Smith framed the evidence as a “good news, bad news” situation. Productivity is rising. The job market, in her words, is “not great,” and there is “a lot of concern and rightly so” that AI is displacing jobs. Caroline Hyde had put the question directly: whether AI is boosting productivity “not at the expense” of labor. Smith’s answer was that signs of productivity improvement exist, but the labor-market implications are troubling.
That was the measurement problem Ed Ludlow pressed. Productivity has been growing at about 2% since 2020, he noted, but the aggregate number does not reveal whether AI is making a tangible contribution inside each reading. Smith’s answer was cautious: “It is so hard to know where the productivity is coming from.”
The point is not that the productivity data are irrelevant. They are the core evidence in the debate. But the number compresses several possible stories into one measure: workers producing more with AI tools, firms producing with fewer labor hours after layoffs, or some combination.

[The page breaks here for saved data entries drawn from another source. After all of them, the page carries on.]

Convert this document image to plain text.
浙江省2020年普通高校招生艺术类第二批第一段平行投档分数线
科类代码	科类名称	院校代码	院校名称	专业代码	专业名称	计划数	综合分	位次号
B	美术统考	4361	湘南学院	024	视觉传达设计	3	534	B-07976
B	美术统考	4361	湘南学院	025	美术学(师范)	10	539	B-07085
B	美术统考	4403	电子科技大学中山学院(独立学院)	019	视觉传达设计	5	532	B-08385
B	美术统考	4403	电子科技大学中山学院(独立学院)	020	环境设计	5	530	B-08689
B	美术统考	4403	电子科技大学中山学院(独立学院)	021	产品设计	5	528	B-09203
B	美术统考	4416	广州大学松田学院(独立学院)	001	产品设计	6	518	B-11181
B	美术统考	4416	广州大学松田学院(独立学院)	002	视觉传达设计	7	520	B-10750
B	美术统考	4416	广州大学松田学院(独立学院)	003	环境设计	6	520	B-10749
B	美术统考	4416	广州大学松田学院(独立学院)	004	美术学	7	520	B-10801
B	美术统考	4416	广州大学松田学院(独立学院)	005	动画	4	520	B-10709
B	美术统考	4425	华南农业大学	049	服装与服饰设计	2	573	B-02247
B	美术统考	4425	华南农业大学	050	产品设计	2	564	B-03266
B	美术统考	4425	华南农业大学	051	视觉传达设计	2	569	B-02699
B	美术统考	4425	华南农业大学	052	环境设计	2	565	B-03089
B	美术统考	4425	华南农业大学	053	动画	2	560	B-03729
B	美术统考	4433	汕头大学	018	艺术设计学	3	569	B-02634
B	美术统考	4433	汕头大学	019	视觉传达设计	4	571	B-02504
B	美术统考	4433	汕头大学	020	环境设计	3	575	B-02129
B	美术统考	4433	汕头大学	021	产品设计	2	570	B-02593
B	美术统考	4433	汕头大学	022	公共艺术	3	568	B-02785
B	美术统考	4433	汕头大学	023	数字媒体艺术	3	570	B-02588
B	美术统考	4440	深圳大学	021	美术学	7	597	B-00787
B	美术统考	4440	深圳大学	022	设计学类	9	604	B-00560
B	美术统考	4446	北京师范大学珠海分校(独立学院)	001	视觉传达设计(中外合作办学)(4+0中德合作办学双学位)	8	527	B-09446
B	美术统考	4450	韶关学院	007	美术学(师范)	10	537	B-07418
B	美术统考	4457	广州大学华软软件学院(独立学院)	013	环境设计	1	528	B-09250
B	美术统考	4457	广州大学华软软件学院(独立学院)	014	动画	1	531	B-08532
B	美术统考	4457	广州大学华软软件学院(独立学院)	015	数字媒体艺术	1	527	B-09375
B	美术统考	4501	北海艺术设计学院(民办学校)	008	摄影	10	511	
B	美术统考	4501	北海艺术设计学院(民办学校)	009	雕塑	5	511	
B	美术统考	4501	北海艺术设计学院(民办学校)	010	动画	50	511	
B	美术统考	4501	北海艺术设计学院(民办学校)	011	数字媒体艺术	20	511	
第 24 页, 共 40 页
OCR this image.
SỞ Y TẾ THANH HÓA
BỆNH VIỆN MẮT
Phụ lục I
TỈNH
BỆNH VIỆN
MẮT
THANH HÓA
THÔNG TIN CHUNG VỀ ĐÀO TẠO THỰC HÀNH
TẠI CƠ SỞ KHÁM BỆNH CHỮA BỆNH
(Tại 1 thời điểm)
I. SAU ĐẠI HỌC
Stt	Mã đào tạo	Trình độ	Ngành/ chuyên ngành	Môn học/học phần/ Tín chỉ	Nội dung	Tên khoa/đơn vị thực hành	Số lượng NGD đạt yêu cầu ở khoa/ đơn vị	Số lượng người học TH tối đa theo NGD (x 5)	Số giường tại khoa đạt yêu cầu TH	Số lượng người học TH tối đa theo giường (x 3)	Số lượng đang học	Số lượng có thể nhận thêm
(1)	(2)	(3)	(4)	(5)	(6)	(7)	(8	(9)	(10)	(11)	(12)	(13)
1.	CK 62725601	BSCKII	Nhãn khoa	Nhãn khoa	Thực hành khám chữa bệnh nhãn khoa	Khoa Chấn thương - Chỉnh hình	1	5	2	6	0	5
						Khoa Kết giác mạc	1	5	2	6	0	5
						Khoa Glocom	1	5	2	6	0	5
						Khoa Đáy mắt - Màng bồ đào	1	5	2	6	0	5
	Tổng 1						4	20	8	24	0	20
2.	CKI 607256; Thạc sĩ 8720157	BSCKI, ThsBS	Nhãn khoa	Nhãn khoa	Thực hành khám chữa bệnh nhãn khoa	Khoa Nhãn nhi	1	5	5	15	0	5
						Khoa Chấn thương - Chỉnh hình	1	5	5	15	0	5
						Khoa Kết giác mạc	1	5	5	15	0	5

The $400 wager sets a benchmark, not a cause
The wager Smith described is between two US economists: Erik Brynjolfsson of Stanford and Robert Gordon of Northwestern. They bet on whether productivity would grow by an average of 1.8% between 2020 and 2030. According to Smith, recent productivity performance suggests the economy may clear that bar.
But the wager’s benchmark is narrower than the argument surrounding it. If productivity exceeds 1.8%, that would say the measure rose faster than the agreed threshold. It would not settle why productivity rose.
Bloomberg Businessweek’s on-screen excerpt framed the same tension around AI investment. Companies are investing heavily in AI, the excerpt said, but productivity growth will likely remain modest until they figure out how to retool workflows to make the best use of the technology. The visual also cited a Massachusetts Institute of Technology study from the previous year finding that, despite huge investments in AI, 95% of businesses reported no measurable return on investment.
That detail separates AI adoption from realized productivity. The source presented AI spending as conditional rather than self-executing: companies must redesign workflows around the technology before the payoff shows up broadly.
| Claim or measure | What was said or shown | Why it matters |
|---|---|---|
| Q1 2026 productivity | 2.9% year over year, higher than expected | Shows output per hour rising |
| Brynjolfsson-Gordon wager | Average productivity growth of 1.8% between 2020 and 2030 | Sets the benchmark for the $400 bet |
| MIT study cited by Bloomberg Businessweek | 95% of businesses reported no measurable AI ROI | Distinguishes AI investment from measurable business returns |
Layoffs can mechanically raise output per hour
Stacey Smith said Robert Gordon offered a more skeptical interpretation of the productivity acceleration: layoffs may be part of the explanation. The mechanism is straightforward. Productivity, as she described it, is “the amount our economy produces divided by hours worked.” If labor hours fall because of layoffs, the denominator shrinks. If output does not fall by the same amount, output per hour rises.
That is why the same productivity figure can carry different labor-market meanings. A higher output-per-hour number could reflect workers using AI to produce more in the same time. It could also reflect firms producing roughly the same amount with fewer labor hours.
We are seeing signs that AI is boosting productivity, but it does seem to be coming potentially at the expense of jobs.
Smith’s account leaves the bet in an unsettled position. Productivity may be strong enough to beat the 1.8% average threshold. But Gordon’s layoff explanation means a win for productivity would not automatically be a clean win for the optimistic AI story. It could be evidence of a more productive economy, a leaner labor market, or both.